MUNCULNYA “BUDAYA KRITIS “ PADA MASYARAKAT PETANI KOPI RAKYAT DI KAWASAN “SEGITIGA EMAS IJEN“ KABUPATEN BONDOWOSO
Abstract
Tulisan ini membahas tentang munculnya budaya kritis pada petani kopi rakyat untuk tetap dapat
survive berkompetisi dengan perkebunan besar seperti PTPN XII yang menguasai Kawasan “Segitiga
Emas Ijen” khususnya wilayah Kecamatan Sumberwringin Kabupaten Bondowoso. Kajian ini
menjadi unik dan menarik karena petani perkebunan kopi rakyat menandingi persaingan ini dengan
produk unggulan yang sama yaitu Cluster Kopi Arabica. Padahal metode produksinya tidak sama.

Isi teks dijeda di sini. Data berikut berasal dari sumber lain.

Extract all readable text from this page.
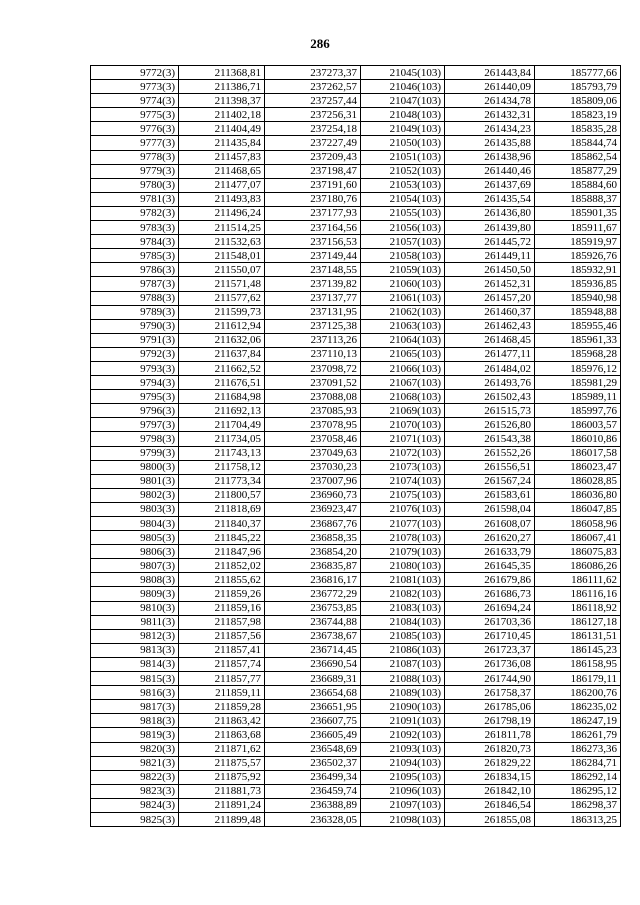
286
9772(3)	211368,81	237273,37	21045(103)	261443,84	185777,66
9773(3)	211386,71	237262,57	21046(103)	261440,09	185793,79
9774(3)	211398,37	237257,44	21047(103)	261434,78	185809,06
9775(3)	211402,18	237256,31	21048(103)	261432,31	185823,19
9776(3)	211404,49	237254,18	21049(103)	261434,23	185835,28
9777(3)	211435,84	237227,49	21050(103)	261435,88	185844,74
9778(3)	211457,83	237209,43	21051(103)	261438,96	185862,54
9779(3)	211468,65	237198,47	21052(103)	261440,46	185877,29
9780(3)	211477,07	237191,60	21053(103)	261437,69	185884,60
9781(3)	211493,83	237180,76	21054(103)	261435,54	185888,37
9782(3)	211496,24	237177,93	21055(103)	261436,80	185901,35
9783(3)	211514,25	237164,56	21056(103)	261439,80	185911,67
9784(3)	211532,63	237156,53	21057(103)	261445,72	185919,97
9785(3)	211548,01	237149,44	21058(103)	261449,11	185926,76
9786(3)	211550,07	237148,55	21059(103)	261450,50	185932,91
9787(3)	211571,48	237139,82	21060(103)	261452,31	185936,85
9788(3)	211577,62	237137,77	21061(103)	261457,20	185940,98
9789(3)	211599,73	237131,95	21062(103)	261460,37	185948,88
9790(3)	211612,94	237125,38	21063(103)	261462,43	185955,46
9791(3)	211632,06	237113,26	21064(103)	261468,45	185961,33
9792(3)	211637,84	237110,13	21065(103)	261477,11	185968,28
9793(3)	211662,52	237098,72	21066(103)	261484,02	185976,12
9794(3)	211676,51	237091,52	21067(103)	261493,76	185981,29
9795(3)	211684,98	237088,08	21068(103)	261502,43	185989,11
9796(3)	211692,13	237085,93	21069(103)	261515,73	185997,76
9797(3)	211704,49	237078,95	21070(103)	261526,80	186003,57
9798(3)	211734,05	237058,46	21071(103)	261543,38	186010,86
9799(3)	211743,13	237049,63	21072(103)	261552,26	186017,58
9800(3)	211758,12	237030,23	21073(103)	261556,51	186023,47
9801(3)	211773,34	237007,96	21074(103)	261567,24	186028,85
9802(3)	211800,57	236960,73	21075(103)	261583,61	186036,80
9803(3)	211818,69	236923,47	21076(103)	261598,04	186047,85
9804(3)	211840,37	236867,76	21077(103)	261608,07	186058,96
9805(3)	211845,22	236858,35	21078(103)	261620,27	186067,41
9806(3)	211847,96	236854,20	21079(103)	261633,79	186075,83
9807(3)	211852,02	236835,87	21080(103)	261645,35	186086,26
9808(3)	211855,62	236816,17	21081(103)	261679,86	186111,62
9809(3)	211859,26	236772,29	21082(103)	261686,73	186116,16
9810(3)	211859,16	236753,85	21083(103)	261694,24	186118,92
9811(3)	211857,98	236744,88	21084(103)	261703,36	186127,18
9812(3)	211857,56	236738,67	21085(103)	261710,45	186131,51
9813(3)	211857,41	236714,45	21086(103)	261723,37	186145,23
9814(3)	211857,74	236690,54	21087(103)	261736,08	186158,95
9815(3)	211857,77	236689,31	21088(103)	261744,90	186179,11
9816(3)	211859,11	236654,68	21089(103)	261758,37	186200,76
9817(3)	211859,28	236651,95	21090(103)	261785,06	186235,02
9818(3)	211863,42	236607,75	21091(103)	261798,19	186247,19
9819(3)	211863,68	236605,49	21092(103)	261811,78	186261,79
9820(3)	211871,62	236548,69	21093(103)	261820,73	186273,36
9821(3)	211875,57	236502,37	21094(103)	261829,22	186284,71
9822(3)	211875,92	236499,34	21095(103)	261834,15	186292,14
9823(3)	211881,73	236459,74	21096(103)	261842,10	186295,12
9824(3)	211891,24	236388,89	21097(103)	261846,54	186298,37
9825(3)	211899,48	236328,05	21098(103)	261855,08	186313,25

Metode produksi modern dimiliki oleh PTPN XII dan metode tradisional dimiliki oleh Petani kopi
rakyat. Kajian ini dibedah dengan “Teori Ekonomi Politik” yang dipadukan dengan teori “Dualisme
Ekonomi” dan menggunakan metode historis. “Teori Ekonomi Politik” digunakan dengan
mendasarkan pada asumsi bahwa manusia mempunyai kesadaran individual dan selalu menggunakan
perhitungan rasional dalam melakukan tindakannya. Sementara teori “Dualisme Ekonomi” digunakan
untuk melacak mengapa petani kopi rakyat di wilayah Kecamatan Sumberwringin sebagai bagian dari
kawasan “Segitiga Emas Ijen” yang notabene adalah wilayah kekuasaan PTPN XII tetap bisa hidup
berdampingan pada ruang dan waktu yang sama. Hidup berdampingan antara metode produksi
modern (PTPN XII) dan metode tradisional (Petani kopi rakyat). Metode historis digunakan untuk
merekonstruksi munculnya pemikiran rasional dari petani. Penelitian ini didasarkan atas dua
kelompok data, yaitu data primer dan data sekunder. Teknik yang digunakan untuk pengumpulan data
primer adalah observasi partisipasi dan wawancara, sedangkan data sekunder dikumpulkan dari
berbagai tempat dan meliputi karya-karya terpublikasi, hasil penelitian, dan laporan-laporan
pemerintah terkait dengan permasalahan yang diteliti.